HOA boards have no authority to change their Declaration. And they should enforce the covenants no matter what previous boards did. That includes any desired exterior change for every homeowner no matter how long they have lived there.

When appropriate and convenient it could be a good idea for the board to advise owners that the CC&Rs are being enforced. But it is not necessary when the owner is required to get approval from the Architectural Committee prior to making changes to the exterior of their property. The ARC requirements provide fair treatment to all owners, protect property values, and provide for legal enforcement.
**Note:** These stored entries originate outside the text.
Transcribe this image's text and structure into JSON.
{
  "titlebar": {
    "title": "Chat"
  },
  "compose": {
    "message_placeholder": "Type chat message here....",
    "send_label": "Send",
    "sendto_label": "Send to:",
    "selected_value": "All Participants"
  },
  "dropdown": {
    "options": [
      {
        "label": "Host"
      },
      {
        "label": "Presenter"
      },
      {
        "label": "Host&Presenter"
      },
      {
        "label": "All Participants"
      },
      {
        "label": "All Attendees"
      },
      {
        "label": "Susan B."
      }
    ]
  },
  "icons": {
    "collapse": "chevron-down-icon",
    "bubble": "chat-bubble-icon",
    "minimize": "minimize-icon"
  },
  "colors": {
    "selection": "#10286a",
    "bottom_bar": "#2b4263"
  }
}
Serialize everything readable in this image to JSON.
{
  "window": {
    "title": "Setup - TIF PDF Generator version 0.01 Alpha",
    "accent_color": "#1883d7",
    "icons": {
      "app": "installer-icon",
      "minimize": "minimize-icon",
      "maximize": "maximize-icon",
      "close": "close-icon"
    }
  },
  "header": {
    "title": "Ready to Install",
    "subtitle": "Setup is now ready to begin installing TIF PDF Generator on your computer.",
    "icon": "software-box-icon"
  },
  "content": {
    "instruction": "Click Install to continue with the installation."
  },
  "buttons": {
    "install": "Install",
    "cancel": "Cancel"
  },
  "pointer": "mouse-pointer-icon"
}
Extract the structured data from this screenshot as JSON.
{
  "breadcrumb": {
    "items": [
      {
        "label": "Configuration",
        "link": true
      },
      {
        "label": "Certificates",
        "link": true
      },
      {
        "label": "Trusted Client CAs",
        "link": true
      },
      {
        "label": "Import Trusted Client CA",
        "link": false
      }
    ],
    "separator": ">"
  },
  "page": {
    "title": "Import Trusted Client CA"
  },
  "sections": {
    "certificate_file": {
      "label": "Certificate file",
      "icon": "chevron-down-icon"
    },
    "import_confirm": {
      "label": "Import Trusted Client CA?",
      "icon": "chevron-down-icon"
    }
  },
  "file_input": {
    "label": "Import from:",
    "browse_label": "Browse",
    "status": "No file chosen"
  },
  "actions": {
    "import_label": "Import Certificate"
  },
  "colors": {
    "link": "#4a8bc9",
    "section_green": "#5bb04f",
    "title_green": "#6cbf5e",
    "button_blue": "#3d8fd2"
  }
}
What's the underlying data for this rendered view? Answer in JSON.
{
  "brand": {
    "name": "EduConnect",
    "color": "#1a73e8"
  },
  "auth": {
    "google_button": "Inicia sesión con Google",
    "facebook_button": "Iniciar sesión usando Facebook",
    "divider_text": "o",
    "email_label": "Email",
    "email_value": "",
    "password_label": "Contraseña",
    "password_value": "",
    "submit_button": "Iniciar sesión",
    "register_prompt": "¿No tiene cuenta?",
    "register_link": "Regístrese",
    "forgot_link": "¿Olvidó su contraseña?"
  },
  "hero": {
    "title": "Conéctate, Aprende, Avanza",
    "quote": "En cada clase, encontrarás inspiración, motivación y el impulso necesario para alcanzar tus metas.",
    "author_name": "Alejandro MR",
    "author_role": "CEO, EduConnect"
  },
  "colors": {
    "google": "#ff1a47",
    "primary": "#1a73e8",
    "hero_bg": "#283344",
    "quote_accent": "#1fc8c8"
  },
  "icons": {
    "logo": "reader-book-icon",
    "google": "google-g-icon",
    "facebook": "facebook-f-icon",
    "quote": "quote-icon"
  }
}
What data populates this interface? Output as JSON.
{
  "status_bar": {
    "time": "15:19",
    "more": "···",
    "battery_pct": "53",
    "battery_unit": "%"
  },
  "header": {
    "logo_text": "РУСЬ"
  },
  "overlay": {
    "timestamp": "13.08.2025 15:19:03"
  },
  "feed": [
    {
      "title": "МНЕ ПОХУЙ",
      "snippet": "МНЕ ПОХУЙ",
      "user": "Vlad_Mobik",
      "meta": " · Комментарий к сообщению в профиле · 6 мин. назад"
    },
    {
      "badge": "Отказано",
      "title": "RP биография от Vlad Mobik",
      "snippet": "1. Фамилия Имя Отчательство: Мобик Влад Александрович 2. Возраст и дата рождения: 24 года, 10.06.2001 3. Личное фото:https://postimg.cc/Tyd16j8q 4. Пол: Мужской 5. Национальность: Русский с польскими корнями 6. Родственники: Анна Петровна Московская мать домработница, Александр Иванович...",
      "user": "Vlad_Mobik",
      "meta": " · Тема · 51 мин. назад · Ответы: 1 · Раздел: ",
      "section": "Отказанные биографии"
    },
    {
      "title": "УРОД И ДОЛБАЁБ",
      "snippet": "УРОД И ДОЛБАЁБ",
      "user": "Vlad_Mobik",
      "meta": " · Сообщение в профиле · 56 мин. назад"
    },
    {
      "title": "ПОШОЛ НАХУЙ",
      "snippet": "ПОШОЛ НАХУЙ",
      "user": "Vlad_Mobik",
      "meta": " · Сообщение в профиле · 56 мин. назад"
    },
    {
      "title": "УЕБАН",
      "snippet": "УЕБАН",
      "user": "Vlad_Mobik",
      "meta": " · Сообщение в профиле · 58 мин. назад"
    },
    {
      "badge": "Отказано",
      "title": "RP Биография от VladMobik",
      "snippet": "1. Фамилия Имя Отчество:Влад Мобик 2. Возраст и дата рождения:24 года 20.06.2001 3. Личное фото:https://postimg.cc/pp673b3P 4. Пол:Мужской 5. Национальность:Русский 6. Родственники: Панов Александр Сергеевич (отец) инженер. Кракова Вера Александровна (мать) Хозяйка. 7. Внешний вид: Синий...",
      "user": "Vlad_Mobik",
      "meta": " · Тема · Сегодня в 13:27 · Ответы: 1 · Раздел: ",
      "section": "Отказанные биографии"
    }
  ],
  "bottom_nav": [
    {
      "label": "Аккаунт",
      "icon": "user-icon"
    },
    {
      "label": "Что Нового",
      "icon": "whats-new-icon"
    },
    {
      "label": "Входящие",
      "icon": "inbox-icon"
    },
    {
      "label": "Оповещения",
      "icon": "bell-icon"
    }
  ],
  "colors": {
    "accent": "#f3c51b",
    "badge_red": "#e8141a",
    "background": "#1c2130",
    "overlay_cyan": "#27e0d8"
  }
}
I often have heard the argument of a double standard from owners in violation. It is not a valid argument. Owners who are too ego driven, or ignorant of their Covenants (their legal agreements), to correct a violation when properly advised learn an expensive lesson when court action is required.

RogerB
LuciusD
Posts: 139
Posted:
There is an alternative that has not been discussed. Namely, AMENDMENT of the CCR's.
Board members do not have the authority (generally) to change the CCR's, but the membership does or should have.
A board has a duty to enforcement. However, I maintain a board has a *higher* duty to the membership that elected them. When the majority of the membership does not support enforcement of some provision, it is time to fix the CCR's. The board has the responsibility to lead the community in arriving at a majority solution, not trying to exact penalties for past enfractions.
BrianB (California)
Posts: 2,820
Posted:
we have a grandfather clause in ours that (more or less) states: if no suit to engender the project has been filed before the completion of the project, then the project shall be deemed as approved by the board and no further suite shall be taken.

basically, a grandfather clause on steroids! If the board doesn't get a complaint, or try to stop the project before it is finished, then tough luck. The board has to live with it.

needless to say, all my projects are done in 24 hours or less. There isn't any way anyone can complain in that length of time.

HaroldS (Arizona)
Posts: 906
Posted:
Wow that is great! Never saw one that liberal. If nothing else, it promotes projects getting done fast and not strung out as sometimes happens. Thanks for sharing. Harold
DonnaS (Tennessee)
Posts: 5,671
Posted:

In our state, Florida, grandfathering is allowed under certain circumstances, for condos but not for H.O.A.s Grandfathering creates two (2) classes of ownership which under most Documents, you cannot have. Donna S.